In the child with an asthma exacerbation in the ED, should intravenous magnesium sulfate be administered to prevent hospitalization, to decrease time in the ED, and/or to improve pulmonary function?
Asthma ED team recommendation: The Asthma ED Team recommends the administration of intravenous magnesium sulfate 50 mg/kg with a maximum of 2 grams (single dose) for the management of severe asthma. In addition, we recommend the administration of intravenous magnesium sulfate at the same dose for children with moderate asthma exacerbations who fail to respond to continued therapy after one hour. We place a high value on ameliorating symptoms and reducing the hospitalization rate for children with moderate and severe asthma exacerbations.
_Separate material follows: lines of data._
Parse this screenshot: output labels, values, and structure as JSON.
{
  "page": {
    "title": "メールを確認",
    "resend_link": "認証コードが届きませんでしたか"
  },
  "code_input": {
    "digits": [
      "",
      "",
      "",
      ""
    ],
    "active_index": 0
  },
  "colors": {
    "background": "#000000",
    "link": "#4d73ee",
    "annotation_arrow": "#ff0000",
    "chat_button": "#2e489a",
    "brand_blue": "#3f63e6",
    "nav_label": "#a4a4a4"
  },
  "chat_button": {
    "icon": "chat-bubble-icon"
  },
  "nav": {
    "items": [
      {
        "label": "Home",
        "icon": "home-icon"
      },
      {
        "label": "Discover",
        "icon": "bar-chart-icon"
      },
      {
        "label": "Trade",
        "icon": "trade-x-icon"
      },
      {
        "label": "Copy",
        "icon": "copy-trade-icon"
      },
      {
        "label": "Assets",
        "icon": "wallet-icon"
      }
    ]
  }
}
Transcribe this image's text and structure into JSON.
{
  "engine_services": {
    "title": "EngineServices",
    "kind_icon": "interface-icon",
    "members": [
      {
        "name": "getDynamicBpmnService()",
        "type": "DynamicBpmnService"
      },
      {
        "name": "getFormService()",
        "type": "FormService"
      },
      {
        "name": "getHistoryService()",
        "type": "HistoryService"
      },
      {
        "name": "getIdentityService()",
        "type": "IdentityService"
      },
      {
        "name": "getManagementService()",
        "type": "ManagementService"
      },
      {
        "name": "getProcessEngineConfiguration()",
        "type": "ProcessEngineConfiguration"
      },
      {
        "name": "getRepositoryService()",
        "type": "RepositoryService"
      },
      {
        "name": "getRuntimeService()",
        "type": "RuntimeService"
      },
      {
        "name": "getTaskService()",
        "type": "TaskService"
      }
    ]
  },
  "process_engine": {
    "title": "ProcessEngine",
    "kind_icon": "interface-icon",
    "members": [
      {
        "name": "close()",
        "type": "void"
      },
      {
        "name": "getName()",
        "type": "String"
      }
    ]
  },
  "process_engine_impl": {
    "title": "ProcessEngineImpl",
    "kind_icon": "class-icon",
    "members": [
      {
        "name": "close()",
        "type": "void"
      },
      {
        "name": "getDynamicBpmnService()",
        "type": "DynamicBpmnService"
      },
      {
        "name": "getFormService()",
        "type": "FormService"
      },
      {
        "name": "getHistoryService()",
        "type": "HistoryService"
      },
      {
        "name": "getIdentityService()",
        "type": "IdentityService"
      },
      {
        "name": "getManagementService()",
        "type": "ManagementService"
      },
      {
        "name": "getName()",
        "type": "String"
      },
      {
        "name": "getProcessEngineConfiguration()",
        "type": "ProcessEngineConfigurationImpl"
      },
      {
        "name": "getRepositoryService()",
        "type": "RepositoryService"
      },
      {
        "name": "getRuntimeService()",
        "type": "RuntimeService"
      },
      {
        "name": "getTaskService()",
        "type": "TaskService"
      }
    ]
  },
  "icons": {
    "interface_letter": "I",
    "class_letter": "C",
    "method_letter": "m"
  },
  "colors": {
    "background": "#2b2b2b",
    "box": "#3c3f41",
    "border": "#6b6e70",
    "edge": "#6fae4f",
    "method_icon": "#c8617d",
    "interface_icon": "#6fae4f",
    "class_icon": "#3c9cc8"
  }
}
One meta-analysis, Rowe (2000), reported fewer hospital admissions and shorter lengths of stay in the ED. In addition, in those subjects with severe asthma exacerbations, the change in pulmonary function was significantly better with the administration of magnesium sulfate based on high quality studies. One randomized control trial, Singh (2008), was identified. However, it is a low quality study due to the small number of subjects and large drop-out rate. This study also reported improved lung function as measured by %FEV1 at 120 minutes and decrease number of admission in children treated with intravenous magnesium. This recommendation is based on consistent results from well-performed studies. The recommendation may be applied to most patients with severe asthma exacerbations, or to those with moderate asthma exacerbations that do not respond to conventional initial therapy.
Literature supporting this recommendation: Literature was searched since the publication of EPR-3. Four citations were found from the search with two citations answering the question, one of these was a Cochrane Collaborative meta-analysis (Rowe, 2000) and the other was a single study (Singh, 2008).